Myocardial oedema: a preventable cause of reperfusion injury?

Myocardial ischaemia increases cellular and extracellular osmolarity, alters membrane permeability to ions and causes moderate cell swelling and interstitial oedema. Ischaemia also reduces the mechanical resistance of the sarcolemma of myocytes, probably as a result of proteolytic digestion of the connections between cell membrane and the cellular scaffold. During reperfusion, the abrupt normalisation of extracellular osmotic pressure results in marked osmotic cell swelling. In the clinical situation, the ability of mechanical stress imposed by cell swelling to disrupt the weakened sarcolemma of viable myocytes during reperfusion has not been definitively established. Observations demonstrating the important role of mechanical stress caused by contraction and cell to cell interaction in myocyte necrosis support the hypothesis that osmotic cell swelling may actually produce lethal reperfusion injury. This hypothesis has been investigated by analysing the effect of hyperosmotic reperfusion with mannitol on final infarct size after coronary occlusion. Studies using highly hyperosmotic reperfusion after relatively short periods of ischaemia have yielded positive results, while studies using intravenous mannitol at the time of reperfusion, and more closely resembling clinical situations, have failed to detect any beneficial effect. Myocardial oedema could also contribute to postischaemic functional derangements, such as reperfusion arrhythmias and stunning, and could modify the passive mechanical properties of the infarcts and alter ventricular remodelling.

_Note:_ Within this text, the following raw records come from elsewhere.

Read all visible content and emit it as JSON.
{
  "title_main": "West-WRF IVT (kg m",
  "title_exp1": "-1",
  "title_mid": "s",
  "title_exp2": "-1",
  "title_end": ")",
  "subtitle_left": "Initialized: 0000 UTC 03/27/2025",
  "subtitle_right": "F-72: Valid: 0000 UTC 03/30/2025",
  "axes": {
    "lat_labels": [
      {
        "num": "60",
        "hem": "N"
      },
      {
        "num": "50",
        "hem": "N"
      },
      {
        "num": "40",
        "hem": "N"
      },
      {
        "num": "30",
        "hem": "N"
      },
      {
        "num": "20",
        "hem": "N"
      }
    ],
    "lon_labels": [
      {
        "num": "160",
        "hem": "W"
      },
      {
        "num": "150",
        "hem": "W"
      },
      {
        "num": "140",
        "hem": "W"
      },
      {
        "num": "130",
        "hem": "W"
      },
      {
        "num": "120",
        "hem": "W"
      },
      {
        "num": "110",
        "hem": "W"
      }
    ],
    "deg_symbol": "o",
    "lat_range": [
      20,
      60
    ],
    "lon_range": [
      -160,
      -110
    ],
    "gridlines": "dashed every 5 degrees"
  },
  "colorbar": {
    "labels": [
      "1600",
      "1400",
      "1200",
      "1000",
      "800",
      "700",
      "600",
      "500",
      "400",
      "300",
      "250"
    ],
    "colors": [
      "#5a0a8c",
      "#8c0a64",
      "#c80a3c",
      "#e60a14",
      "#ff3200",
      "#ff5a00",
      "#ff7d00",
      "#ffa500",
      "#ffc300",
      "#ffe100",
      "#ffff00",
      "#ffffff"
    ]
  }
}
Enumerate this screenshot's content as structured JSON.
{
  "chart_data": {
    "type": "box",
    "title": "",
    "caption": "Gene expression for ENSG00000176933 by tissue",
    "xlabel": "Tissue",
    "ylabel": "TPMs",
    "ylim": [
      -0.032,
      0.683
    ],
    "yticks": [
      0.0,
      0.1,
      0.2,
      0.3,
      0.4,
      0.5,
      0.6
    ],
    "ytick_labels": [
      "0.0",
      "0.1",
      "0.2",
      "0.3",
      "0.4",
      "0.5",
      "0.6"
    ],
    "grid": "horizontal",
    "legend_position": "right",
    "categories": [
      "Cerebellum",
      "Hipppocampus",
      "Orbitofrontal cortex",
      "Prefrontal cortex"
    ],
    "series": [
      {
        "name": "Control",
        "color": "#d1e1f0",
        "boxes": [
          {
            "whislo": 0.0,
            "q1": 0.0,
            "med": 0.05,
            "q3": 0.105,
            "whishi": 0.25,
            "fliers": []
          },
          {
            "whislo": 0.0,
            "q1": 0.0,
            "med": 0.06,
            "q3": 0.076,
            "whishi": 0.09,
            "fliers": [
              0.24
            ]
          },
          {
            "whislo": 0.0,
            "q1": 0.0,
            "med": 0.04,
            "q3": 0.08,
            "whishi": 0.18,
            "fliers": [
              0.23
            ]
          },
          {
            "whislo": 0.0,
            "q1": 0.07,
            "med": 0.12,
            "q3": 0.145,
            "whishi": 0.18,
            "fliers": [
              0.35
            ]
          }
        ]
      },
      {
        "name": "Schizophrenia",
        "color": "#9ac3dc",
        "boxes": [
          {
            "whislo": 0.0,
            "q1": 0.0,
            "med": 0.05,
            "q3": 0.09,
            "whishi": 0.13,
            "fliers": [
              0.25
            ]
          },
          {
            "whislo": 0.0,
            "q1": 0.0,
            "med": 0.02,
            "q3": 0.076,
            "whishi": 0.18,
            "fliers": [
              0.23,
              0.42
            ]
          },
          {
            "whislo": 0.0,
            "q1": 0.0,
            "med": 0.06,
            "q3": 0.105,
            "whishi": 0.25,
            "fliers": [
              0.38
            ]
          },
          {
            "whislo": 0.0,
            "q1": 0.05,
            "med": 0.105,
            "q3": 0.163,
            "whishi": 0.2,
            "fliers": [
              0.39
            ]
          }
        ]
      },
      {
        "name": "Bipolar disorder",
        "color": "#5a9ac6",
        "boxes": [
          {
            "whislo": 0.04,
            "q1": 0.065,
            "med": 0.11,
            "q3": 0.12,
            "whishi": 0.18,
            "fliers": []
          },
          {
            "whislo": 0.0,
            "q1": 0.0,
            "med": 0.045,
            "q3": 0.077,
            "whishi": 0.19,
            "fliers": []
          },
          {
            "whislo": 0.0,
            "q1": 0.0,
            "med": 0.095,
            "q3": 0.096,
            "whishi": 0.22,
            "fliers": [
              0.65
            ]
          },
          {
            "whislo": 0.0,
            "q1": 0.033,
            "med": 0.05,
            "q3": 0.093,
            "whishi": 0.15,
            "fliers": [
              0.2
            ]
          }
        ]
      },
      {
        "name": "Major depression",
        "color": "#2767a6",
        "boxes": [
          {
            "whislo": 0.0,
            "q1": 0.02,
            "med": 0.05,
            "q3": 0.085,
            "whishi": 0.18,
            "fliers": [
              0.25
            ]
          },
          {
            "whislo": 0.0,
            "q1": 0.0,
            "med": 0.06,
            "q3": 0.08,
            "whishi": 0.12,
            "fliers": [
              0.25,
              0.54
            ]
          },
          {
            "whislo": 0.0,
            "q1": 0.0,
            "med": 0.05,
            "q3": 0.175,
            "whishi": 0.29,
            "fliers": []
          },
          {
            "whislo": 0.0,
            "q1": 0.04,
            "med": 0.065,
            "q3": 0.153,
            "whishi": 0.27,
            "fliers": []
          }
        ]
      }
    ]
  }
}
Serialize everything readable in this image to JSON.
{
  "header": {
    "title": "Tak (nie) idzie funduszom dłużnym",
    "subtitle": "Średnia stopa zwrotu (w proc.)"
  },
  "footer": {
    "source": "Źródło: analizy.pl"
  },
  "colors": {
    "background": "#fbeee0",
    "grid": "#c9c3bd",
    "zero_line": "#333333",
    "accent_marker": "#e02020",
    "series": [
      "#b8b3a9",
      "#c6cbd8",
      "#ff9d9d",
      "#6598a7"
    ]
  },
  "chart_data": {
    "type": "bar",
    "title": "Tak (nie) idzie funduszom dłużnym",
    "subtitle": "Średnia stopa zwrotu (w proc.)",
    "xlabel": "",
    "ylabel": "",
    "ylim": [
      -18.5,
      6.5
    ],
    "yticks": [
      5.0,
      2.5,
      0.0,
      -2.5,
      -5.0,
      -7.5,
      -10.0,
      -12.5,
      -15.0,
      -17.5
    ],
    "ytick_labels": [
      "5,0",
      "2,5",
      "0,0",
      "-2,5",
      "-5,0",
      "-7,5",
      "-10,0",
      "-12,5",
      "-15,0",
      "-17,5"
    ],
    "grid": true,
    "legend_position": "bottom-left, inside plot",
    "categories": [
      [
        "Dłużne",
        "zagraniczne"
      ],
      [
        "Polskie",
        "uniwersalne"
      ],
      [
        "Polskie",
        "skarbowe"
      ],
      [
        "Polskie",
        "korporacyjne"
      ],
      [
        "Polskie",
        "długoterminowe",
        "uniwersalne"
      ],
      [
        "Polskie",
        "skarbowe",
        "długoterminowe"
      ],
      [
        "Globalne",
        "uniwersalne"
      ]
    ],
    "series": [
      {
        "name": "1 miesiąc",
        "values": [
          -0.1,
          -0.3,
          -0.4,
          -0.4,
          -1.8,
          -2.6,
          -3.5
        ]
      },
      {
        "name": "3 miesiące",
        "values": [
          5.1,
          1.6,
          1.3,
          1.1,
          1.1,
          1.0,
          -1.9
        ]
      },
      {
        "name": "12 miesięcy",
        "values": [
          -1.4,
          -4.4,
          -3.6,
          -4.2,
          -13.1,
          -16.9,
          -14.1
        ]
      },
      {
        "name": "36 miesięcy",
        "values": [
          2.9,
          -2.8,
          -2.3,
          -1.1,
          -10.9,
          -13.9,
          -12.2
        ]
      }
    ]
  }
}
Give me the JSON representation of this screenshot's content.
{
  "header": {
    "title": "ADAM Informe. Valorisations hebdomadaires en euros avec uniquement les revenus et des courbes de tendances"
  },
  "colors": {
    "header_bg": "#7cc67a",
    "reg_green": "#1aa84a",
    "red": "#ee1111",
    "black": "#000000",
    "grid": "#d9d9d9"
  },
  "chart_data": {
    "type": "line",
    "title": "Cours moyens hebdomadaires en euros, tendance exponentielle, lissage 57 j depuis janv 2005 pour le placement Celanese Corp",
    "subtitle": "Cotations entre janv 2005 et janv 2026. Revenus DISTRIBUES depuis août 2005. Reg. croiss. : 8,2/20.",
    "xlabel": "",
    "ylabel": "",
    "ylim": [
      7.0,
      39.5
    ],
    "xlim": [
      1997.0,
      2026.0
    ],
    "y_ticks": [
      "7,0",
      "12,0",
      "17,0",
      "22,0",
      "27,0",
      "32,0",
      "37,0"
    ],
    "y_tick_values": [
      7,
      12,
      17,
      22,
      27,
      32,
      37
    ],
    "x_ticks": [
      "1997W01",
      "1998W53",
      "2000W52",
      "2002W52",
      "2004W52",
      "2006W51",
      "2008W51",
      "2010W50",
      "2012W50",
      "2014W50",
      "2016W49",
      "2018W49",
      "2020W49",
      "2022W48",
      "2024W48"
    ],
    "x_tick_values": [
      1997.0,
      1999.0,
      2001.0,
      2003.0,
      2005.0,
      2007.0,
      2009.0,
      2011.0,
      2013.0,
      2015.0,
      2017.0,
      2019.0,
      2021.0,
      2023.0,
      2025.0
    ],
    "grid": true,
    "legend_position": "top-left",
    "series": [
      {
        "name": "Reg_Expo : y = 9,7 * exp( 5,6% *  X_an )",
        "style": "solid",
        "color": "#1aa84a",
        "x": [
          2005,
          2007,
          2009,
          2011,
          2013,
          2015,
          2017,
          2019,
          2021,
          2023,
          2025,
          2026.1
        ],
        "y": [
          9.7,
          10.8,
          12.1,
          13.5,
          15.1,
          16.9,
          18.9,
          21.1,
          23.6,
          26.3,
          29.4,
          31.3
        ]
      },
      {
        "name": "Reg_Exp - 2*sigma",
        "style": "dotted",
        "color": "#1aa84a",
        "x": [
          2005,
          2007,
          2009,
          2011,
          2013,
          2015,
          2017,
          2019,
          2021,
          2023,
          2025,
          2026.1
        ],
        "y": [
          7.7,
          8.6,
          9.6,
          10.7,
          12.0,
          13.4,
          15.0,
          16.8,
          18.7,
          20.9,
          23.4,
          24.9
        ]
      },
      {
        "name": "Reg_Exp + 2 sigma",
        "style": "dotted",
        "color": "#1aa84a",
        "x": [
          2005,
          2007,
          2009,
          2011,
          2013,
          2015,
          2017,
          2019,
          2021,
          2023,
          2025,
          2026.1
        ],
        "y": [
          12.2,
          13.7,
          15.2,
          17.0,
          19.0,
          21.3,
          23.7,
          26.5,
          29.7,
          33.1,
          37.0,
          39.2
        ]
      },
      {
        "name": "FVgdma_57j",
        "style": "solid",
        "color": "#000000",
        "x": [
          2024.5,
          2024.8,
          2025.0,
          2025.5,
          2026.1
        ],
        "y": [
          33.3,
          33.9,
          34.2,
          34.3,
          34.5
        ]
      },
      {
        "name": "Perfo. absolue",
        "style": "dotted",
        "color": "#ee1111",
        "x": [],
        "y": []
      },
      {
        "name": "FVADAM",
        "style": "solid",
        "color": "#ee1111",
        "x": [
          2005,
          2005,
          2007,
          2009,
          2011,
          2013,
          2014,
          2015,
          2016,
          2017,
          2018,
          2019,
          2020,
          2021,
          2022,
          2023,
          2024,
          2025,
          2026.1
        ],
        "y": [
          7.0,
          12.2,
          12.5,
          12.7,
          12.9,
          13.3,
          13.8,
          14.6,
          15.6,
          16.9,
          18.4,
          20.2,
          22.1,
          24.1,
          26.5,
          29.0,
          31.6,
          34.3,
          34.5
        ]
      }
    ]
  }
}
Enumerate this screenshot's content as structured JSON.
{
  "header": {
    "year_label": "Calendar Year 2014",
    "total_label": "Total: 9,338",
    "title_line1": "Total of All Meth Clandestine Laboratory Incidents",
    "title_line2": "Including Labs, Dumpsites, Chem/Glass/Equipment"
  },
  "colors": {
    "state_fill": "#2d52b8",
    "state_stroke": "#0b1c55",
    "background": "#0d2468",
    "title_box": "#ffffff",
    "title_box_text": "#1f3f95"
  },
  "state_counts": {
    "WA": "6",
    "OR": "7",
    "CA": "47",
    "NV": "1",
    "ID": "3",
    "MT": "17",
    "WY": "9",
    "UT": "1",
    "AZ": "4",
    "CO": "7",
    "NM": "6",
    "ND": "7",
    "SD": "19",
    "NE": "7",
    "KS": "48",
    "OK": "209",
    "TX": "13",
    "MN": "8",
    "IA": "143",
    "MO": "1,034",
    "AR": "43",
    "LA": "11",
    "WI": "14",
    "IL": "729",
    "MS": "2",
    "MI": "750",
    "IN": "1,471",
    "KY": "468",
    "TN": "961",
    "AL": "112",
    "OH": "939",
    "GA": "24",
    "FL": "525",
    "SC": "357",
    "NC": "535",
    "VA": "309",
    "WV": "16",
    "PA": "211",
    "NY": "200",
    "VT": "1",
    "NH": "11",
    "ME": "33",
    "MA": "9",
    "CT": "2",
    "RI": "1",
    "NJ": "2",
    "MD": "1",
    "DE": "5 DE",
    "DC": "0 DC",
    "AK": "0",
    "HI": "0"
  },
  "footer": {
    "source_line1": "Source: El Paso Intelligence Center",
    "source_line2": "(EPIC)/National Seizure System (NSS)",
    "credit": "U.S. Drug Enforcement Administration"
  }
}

Interventions aimed to limit myocardial oedema will probably not play a role as a co-adjuvant therapy in patients with acute myocardial infarction receiving thrombolytic treatment. However, they should probably form part of controlled reperfusion strategies to be evaluated in patients with acute myocardial infarction in whom reperfusion is accomplished by percutaneous transcoronary angioplasty or surgery.